Anderson took a break this month from polishing up his résumé to savor six of his favorite memories from his 11 years with the show.
Love at first sight (2004): "Ted Herbert called me and asked if I was interested in meeting this guy named Joel. 'Great, funny guy, but a real pain,' he said. 'I'm probably going to cancel his show in 13 weeks. If you can keep him from coming into my office for the next 13 weeks, I'll give you another job afterwards.' When I met with Joel, he was in this insanely cluttered office, wearing gym clothes and rifling through tapes. Not that much different than it is now. I told him I thought the material was funny, but out of order. It was just missing a rudder. Joel later said I got the job because I was the only one who had watched the show."
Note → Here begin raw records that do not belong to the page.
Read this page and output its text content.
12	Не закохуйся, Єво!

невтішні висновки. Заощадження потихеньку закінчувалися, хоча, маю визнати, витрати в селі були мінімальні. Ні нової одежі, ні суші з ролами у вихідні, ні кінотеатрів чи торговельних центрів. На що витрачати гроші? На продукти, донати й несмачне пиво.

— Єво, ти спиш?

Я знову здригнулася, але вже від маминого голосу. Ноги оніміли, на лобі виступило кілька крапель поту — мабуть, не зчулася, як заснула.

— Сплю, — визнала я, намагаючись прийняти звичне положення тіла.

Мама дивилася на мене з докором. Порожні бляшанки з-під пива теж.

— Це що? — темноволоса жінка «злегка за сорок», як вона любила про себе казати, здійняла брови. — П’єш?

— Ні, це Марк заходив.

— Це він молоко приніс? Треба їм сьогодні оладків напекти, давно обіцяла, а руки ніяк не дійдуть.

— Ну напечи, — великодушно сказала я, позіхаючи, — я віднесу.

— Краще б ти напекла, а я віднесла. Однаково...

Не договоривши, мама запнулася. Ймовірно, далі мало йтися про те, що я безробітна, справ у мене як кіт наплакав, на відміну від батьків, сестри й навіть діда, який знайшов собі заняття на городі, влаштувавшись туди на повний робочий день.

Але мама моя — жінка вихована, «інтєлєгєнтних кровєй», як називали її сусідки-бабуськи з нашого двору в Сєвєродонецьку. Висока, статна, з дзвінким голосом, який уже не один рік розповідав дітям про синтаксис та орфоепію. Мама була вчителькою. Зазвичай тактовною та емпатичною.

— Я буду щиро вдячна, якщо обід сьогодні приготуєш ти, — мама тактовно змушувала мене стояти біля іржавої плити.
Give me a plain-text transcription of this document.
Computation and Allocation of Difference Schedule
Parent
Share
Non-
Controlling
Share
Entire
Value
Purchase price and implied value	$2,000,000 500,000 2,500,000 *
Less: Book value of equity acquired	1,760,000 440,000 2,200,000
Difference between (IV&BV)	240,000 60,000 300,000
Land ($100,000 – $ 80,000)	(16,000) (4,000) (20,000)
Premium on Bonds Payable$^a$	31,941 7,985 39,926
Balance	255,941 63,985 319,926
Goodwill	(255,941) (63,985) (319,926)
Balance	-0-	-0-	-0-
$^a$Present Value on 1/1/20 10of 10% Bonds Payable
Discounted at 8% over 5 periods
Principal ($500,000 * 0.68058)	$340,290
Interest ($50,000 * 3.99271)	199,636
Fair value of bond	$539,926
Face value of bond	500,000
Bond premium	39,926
The greatest love of all (2005): "That was such an amazing time for us because we were throwing everything you could throw against the wall to get attention. Joel was influenced by Conan O'Brien, who would also do things out of the blue that were just plain weird. There was a clip from 'Being Bobby Brown' of Whitney Houston screaming that we used all year-round. We kept hitting it over and over again. We showed that we could be insanely stupid and attack pop culture from a more ridiculous level."
Play, boy (2006): "One joke Joel and I always talk about came in an introduction to a clip from 'The Girls Next Door.' In it, Joel suggested that if you get tired of watching football on Sunday afternoon, you can switch over to E! and watch the girls next door pass around an old piece of leather. It upset Hugh Hefner so much I got a personal call from him. I got a chance to refuse to apologize. For a lot of years, the Kardashians complained, but I think it got to the point where it didn't bother them anymore."